SERAMBINEWS.COM - Presiden Donald Trump mengatakan kepada wartawan di Gedung Putih pada Rabu bahwa ia mungkin bergabung dengan Israel dalam meluncurkan serangan terhadap Iran jika perundingan nuklir terus mandek.
Trump mengatakan bahwa aksi militer bersama Israel adalah sebuah pilihan jika perlu di tengah dorongannya untuk membawa Iran ke meja perundingan dalam pengejaran senjata nuklirnya.
Komentar itu muncul dua hari setelah Trump mengungkapkan dalam konferensi pers dengan Perdana Menteri Israel Benjamin Netanyahu bahwa AS akan mengadakan pembicaraan tingkat tinggi dengan Iran pada hari Sabtu.

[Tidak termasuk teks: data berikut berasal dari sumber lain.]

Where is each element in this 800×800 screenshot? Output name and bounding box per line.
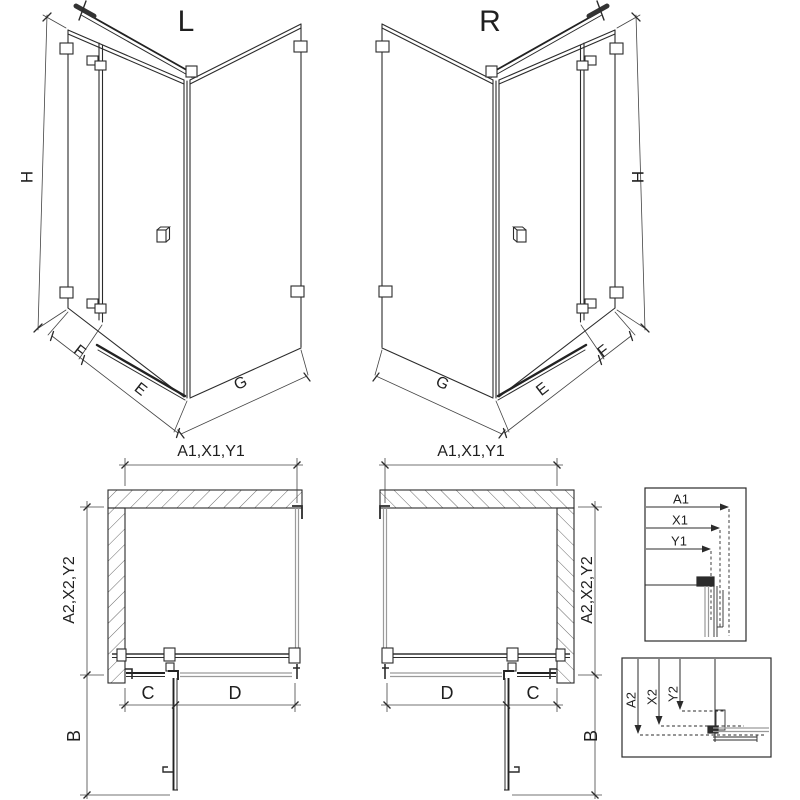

"Jika itu membutuhkan militer, kami akan melakukan militer. Israel jelas akan sangat terlibat dalam hal itu — jadilah pemimpinnya," kata Trump kepada wartawan.
Menurut Axios, Trump dilaporkan memberi tenggat waktu dua bulan kepada Republik Islam tersebut untuk merundingkan kesepakatan nuklir dalam surat yang dikirim kepada Ayatollah Ali Khamenei pada 12 Maret.

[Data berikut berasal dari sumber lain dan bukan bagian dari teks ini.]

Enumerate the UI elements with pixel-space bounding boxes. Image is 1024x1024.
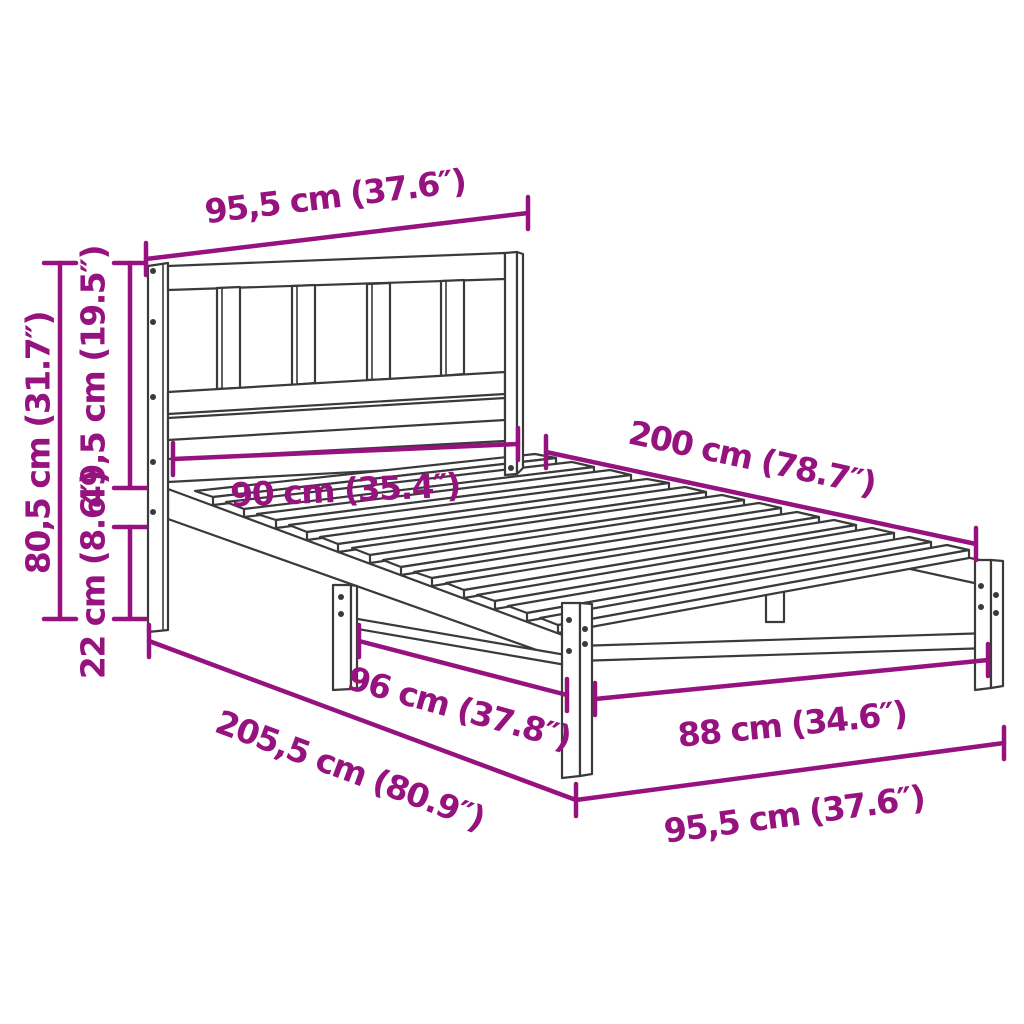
headboard-slats xyxy=(217,280,464,389)
headboard-slat xyxy=(367,283,390,380)
headboard-right-post xyxy=(505,252,517,475)
headboard-slat xyxy=(292,285,315,385)
dim-inner-width-foot: 88 cm (34.6″) xyxy=(595,644,988,755)
dim-foot-width: 95,5 cm (37.6″) xyxy=(576,727,1004,851)
bed-dimension-diagram: 95,5 cm (37.6″) 80,5 cm (31.7″) 49,5 cm … xyxy=(0,0,1024,1024)
dim-headboard-height: 49,5 cm (19.5″) xyxy=(74,246,146,508)
dim-label-inner-width-foot: 88 cm (34.6″) xyxy=(676,693,908,755)
headboard-left-post xyxy=(148,263,168,632)
dim-side-rail-height: 22 cm (8.6″) xyxy=(74,471,146,679)
headboard-slat xyxy=(441,280,464,376)
dim-label-overall-height: 80,5 cm (31.7″) xyxy=(19,312,58,574)
diagram-canvas: 95,5 cm (37.6″) 80,5 cm (31.7″) 49,5 cm … xyxy=(0,0,1024,1024)
dim-label-foot-width: 95,5 cm (37.6″) xyxy=(661,777,926,850)
headboard-slat xyxy=(217,287,240,389)
dim-overall-height: 80,5 cm (31.7″) xyxy=(19,263,76,619)
dim-label-headboard-height: 49,5 cm (19.5″) xyxy=(74,246,113,508)
foot-lower-stretcher xyxy=(577,633,990,661)
dim-label-leg-spacing: 96 cm (37.8″) xyxy=(343,659,575,758)
dim-label-side-rail-height: 22 cm (8.6″) xyxy=(74,471,113,679)
dim-label-headboard-width: 95,5 cm (37.6″) xyxy=(203,161,468,231)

Baca juga: Potensi Perang Lawan Iran Meningkat, AS Pindahkan Sistem Rudal Canggih ke Israel
Khamenei menyebut surat itu sebagai “tipuan” yang dimaksudkan untuk memberi kesan bahwa Iran tidak terbuka untuk berunding dengan Amerika.

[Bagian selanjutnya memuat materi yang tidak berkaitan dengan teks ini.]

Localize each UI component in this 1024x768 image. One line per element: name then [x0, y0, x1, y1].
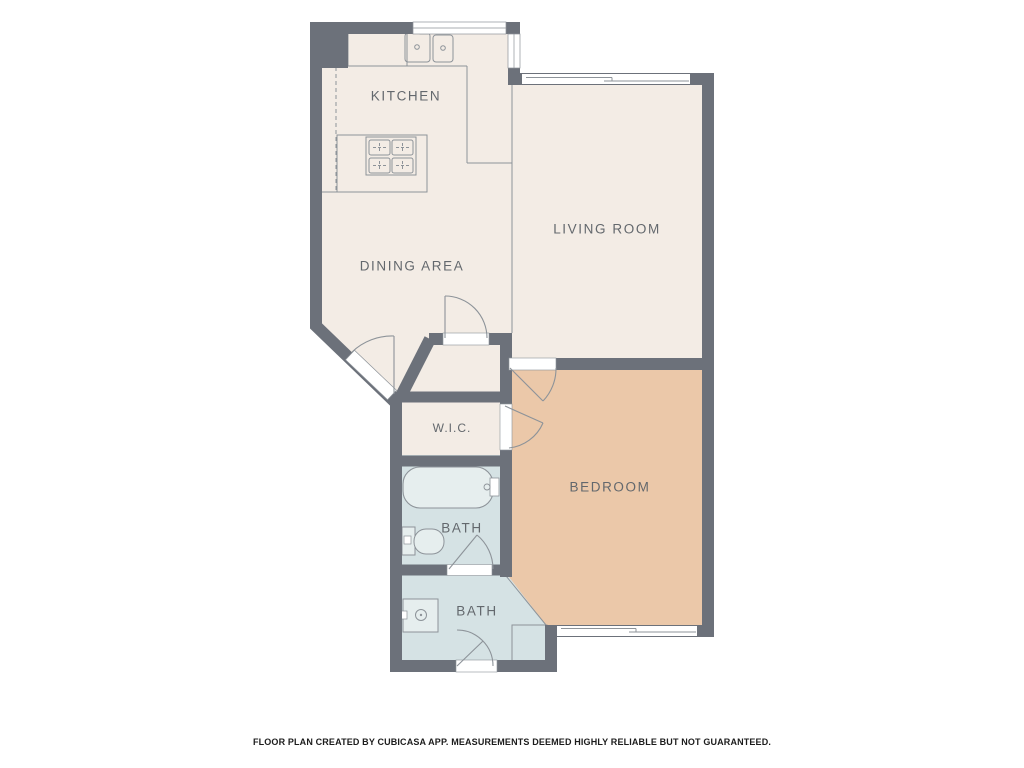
room-label-wic: W.I.C.: [433, 421, 472, 435]
room-label-bedroom: BEDROOM: [570, 480, 651, 495]
bath-upper-door-gap: [447, 565, 492, 576]
living-room-sliding-window: [522, 74, 690, 84]
kitchen-top-window: [413, 22, 506, 34]
toilet-icon: [402, 527, 444, 555]
room-label-living-room: LIVING ROOM: [553, 222, 661, 237]
corner-wall-block: [310, 22, 348, 68]
stove-icon: [366, 137, 416, 175]
floor-plan-page: KITCHEN DINING AREA LIVING ROOM W.I.C. B…: [0, 0, 1024, 768]
floor-bedroom: [500, 358, 714, 637]
bedroom-sliding-window: [557, 626, 697, 636]
room-label-kitchen: KITCHEN: [371, 89, 441, 104]
room-label-bath-upper: BATH: [441, 521, 482, 536]
footer-disclaimer: FLOOR PLAN CREATED BY CUBICASA APP. MEAS…: [253, 737, 771, 747]
wic-door-gap: [500, 404, 512, 450]
vanity-sink-icon: [400, 599, 438, 632]
floor-plan-canvas: [0, 0, 1024, 768]
kitchen-side-window: [508, 34, 520, 68]
hall-dining-door-gap: [443, 333, 489, 345]
room-label-bath-lower: BATH: [456, 604, 497, 619]
bathtub-icon: [403, 467, 499, 508]
bedroom-door-gap: [509, 358, 556, 370]
room-label-dining-area: DINING AREA: [360, 259, 465, 274]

Militer AS telah secara drastis meningkatkan kehadirannya di sekitar Iran, mengerahkan sejumlah pesawat pengebom siluman B-2 ke pulau Diego Garcia di Samudra Hindia dan memperluas pengerahan kelompok penyerang angkatan laut ke Laut Merah yang dipimpin oleh kapal induk USS Harry S. Truman.
Aset tersebut sebagian besar telah digunakan dalam serangan terhadap pemberontak Houthi yang didukung Iran.
Untuk menghindari serangan dari pemberontak, kapal-kapal komersial menghabiskan hampir $1 juta tambahan untuk bahan bakar sambil menambah sekitar dua minggu waktu transit di sekitar Afrika.
Houthi juga telah menyerang kapal angkatan laut AS sekitar 170 kali sejak 2023.
Iran dapat membuat senjata nuklir dengan persediaan uranium yang diperkaya 60 persen hanya dalam satu minggu, kata Badan Energi Atom Internasional dalam buletin Maret 2025.
Trump menarik diri dari kesepakatan nuklir era Obama sebelumnya pada tahun 2018, yang dikritik karena terlalu lunak terhadap Iran dengan tidak adanya larangan terus-menerus terhadap nuklirisasi negara tersebut.